O problema é que temos um país dentro do país. Os empresários que vão ficar aqui quando tiverem problemas nas suas empresas são os portugueses. Uma empresa estrangeira a qualquer momento desloca-se e vai embora. São nómadas. Se perceberem um dia que não estão confortáveis, vão embora. O Estado português tem de acarinhar os projetos portugueses porque são os que têm mais sustentabilidade.
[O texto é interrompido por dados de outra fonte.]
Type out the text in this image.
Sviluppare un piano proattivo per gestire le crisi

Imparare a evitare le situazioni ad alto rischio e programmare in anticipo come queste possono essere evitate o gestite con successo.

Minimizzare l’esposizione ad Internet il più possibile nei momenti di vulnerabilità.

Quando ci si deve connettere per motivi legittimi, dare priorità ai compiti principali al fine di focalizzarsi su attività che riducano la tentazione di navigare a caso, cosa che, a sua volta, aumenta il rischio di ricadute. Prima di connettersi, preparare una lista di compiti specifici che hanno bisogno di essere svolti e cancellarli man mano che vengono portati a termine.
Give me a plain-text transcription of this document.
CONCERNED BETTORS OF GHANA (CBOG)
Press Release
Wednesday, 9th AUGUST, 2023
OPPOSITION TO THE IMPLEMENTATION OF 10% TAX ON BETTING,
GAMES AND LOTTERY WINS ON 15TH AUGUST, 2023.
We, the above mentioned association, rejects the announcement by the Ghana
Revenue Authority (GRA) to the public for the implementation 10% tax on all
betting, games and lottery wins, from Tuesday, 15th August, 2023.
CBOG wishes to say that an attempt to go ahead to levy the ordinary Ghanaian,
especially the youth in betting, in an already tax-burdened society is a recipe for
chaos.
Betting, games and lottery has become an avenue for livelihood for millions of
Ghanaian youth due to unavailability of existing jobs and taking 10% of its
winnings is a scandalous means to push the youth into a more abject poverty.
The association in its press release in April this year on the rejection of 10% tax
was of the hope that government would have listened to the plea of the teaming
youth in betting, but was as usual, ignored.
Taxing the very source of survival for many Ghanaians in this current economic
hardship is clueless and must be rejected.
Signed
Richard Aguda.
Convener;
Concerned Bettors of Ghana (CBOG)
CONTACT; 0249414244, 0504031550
Por vezes vemos grupos [estrangeiros] anunciarem que meteram lá centenas de engenheiros, mas as empresas médias precisavam desses quadros, que podiam dar um input diferente, e não têm as mesmas condições para lhes pagar.

Uma empresa que reinveste o que ganhou paga em Portugal uma taxa média de IRC que é razoável.

Antecipa uma subida da instabilidade social?

Vemos que o país está todo em greve. Os únicos que não estão em greve são os empresários e os trabalhadores das empresas privadas. É verdade que os nossos trabalhadores têm salários baixos e estão a pagar centenas de euros a mais pelo empréstimo da casa, é uma loucura. Se pensarmos nas pessoas que trabalham connosco, na verdade elas também deviam fazer greve. O que acontece é que não temos a capacidade de ser fechados. É complexo.

Está a dizer que a greve é um “luxo” da Função Pública?

De fazer essas coisas, digo eu. Acredito que os médicos, os enfermeiros e os professores ganham mal. Toda a gente ganha mal. Mas os nossos trabalhadores também ganham mal. Não sou político, mas tem de haver aqui bom senso a negociar. O radicalismo nunca resolveu nada. Se temos aqui um problema com os nossos trabalhadores, tentamos falar com eles.

Gosta do título de especialista em recuperação de empresas em dificuldades?

Não é muito bom [risos]. Tivemos uma época em que era possível fazer o que fizemos. Mas nem todas as recuperações tiveram sucesso, nem todas correram bem. Mas como temos uma equipa de gestão muito concentrada no controlo, a emoção é menor. Olhamos para os negócios e vemos o que é preciso fazer para eles voltarem a andar.

Mas hoje teria menos condições para entrar em alguns desses processos?

Sim. O problema disto é que nós, portugueses, somos relativamente bons a copiar. O custo da aquisição é muito importante para a recuperação. Temos de fazer como aconteceu no Novobanco: o que é bom segue para a frente, o que é mau… Foi o que fizemos com a Dielmar: ‘isto é o que é possível aproveitar, o resto não é possível’. Mas não precisa de desaparecer tudo. Agora, se uma empresa mete um PER [Processo Especial de Revitalização] e a banca sai, se não tem recursos com eles, como é que um empresário vai recuperar a empresa? Se entrou em default, ninguém lhe vai emprestar dinheiro. Isso é um milagre. Não existe.